Inflation to cause more pain for pensioners


A new study has warned that inflation will cut the spending power of pensioners by 60% over the course of a 20 year retirement.

Research done by the Prudential has shown that someone retiring in 2011 with an average income of £16,600 can expect to see the buying power of that income fall dramatically to £6,700 in 20 years time, effectively giving a pay cut of £10,000.


Pensioners are affected more than younger generations by inflation as they tend to spend more of their income on goods and services, for example fuel and food, which rise in price faster than items bought buy younger generations.

Although recent changes to the state pension will help maintain its buying power the trend of buying level Annuities compounds the problem.

An Annuity is the most option for creating an income from a pension. The majority of Annuities are bought on a level basis as the cost of adding in indexation options can be large. Using a pension Annuity calculator shows that to link an Annuity to RPI reduces the starting level of income by around 50%; this is unacceptable to most people who therefore opt for a level Annuity, preferring to deal with the pain of inflation rather than a lower starting income.


Pensioners who rely on interest from their savings to supplement their income have also been badly hit over the past few years.

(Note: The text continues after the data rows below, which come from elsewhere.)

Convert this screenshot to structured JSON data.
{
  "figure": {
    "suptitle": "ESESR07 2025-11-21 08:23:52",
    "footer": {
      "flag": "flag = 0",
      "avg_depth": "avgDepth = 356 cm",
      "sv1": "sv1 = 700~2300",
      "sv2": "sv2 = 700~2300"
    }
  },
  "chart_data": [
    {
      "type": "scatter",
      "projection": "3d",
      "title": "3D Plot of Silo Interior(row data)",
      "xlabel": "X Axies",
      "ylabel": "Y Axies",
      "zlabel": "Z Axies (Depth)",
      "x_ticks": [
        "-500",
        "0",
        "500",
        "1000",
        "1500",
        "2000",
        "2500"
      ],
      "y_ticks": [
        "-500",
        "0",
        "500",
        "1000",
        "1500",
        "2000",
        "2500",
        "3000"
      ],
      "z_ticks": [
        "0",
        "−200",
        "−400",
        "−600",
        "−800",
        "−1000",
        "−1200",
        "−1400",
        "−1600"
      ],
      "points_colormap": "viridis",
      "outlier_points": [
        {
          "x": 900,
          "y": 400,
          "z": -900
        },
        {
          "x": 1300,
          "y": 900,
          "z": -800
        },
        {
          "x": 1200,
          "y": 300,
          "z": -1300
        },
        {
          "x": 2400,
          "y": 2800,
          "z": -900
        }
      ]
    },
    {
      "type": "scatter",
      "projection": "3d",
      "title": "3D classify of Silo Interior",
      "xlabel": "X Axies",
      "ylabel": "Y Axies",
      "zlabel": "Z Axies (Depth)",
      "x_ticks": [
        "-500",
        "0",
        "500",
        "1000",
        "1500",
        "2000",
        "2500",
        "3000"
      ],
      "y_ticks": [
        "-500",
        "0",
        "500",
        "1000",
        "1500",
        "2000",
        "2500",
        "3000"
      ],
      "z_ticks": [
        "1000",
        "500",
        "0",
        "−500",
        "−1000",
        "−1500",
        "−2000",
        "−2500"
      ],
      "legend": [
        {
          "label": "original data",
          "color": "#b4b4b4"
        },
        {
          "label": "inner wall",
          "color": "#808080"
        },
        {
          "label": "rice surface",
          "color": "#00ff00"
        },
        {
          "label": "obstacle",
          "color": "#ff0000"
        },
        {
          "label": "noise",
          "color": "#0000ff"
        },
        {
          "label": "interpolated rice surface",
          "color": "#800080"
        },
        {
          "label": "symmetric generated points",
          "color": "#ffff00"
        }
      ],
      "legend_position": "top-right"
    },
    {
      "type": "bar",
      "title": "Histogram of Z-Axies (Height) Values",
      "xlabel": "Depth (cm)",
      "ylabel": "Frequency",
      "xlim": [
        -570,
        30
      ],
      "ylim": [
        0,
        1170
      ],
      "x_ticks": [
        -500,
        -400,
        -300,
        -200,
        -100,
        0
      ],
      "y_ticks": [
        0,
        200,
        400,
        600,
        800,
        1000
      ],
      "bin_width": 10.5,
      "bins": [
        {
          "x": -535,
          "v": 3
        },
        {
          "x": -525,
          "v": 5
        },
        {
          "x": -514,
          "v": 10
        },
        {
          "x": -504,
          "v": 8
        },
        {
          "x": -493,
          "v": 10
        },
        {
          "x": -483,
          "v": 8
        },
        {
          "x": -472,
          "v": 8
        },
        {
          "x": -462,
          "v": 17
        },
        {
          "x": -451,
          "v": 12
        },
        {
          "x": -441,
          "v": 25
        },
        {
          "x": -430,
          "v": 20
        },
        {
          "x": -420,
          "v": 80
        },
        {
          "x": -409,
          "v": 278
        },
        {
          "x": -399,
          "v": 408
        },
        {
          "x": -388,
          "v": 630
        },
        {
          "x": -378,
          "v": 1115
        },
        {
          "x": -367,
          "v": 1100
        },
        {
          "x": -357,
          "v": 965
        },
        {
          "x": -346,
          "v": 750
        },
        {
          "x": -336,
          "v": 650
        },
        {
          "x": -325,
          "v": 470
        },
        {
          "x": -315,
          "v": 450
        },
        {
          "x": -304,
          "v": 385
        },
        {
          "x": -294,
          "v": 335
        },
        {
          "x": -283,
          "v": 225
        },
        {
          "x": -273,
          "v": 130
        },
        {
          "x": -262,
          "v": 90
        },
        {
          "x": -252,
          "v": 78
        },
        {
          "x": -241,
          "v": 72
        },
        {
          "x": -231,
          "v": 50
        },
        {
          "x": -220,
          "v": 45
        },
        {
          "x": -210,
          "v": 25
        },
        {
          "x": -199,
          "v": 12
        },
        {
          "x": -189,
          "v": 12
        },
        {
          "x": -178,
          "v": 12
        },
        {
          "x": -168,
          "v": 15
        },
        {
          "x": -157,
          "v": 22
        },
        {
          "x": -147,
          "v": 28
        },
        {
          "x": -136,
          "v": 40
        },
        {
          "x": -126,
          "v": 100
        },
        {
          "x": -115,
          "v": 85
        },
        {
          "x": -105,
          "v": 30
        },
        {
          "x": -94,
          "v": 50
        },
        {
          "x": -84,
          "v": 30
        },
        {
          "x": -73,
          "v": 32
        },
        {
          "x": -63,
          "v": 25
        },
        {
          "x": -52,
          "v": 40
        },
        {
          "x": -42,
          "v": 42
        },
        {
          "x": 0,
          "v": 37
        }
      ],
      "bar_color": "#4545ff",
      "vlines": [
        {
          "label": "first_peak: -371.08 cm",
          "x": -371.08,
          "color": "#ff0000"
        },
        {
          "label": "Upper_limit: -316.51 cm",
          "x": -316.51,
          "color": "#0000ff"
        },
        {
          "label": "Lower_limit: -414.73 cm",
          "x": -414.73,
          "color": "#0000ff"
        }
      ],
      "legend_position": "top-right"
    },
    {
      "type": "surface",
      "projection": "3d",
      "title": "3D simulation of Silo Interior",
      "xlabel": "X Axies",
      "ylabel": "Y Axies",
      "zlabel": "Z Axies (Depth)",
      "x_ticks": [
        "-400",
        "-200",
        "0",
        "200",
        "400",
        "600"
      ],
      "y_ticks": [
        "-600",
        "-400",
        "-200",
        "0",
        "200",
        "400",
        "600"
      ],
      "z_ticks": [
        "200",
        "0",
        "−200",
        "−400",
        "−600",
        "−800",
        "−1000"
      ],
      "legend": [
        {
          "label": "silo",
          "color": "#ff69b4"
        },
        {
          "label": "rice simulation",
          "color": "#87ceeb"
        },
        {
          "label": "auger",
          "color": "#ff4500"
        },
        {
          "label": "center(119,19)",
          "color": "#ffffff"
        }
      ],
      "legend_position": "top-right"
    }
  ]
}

Not only has inflation risen, which affects pensioners more than other generations, but interest rates have been held at all time lows meaning that the return on savings is no longer keeping up with inflation, thereby reducing the buying power of not only the capital but also the income produced.

Whilst there are some options for linking interest to inflation, for example the National Savings & Investments Index Linked Certificates, these are few and far between and it is almost impossible now for a tax payer to find an account where the net interest payment maintains the buying power of the capital saved.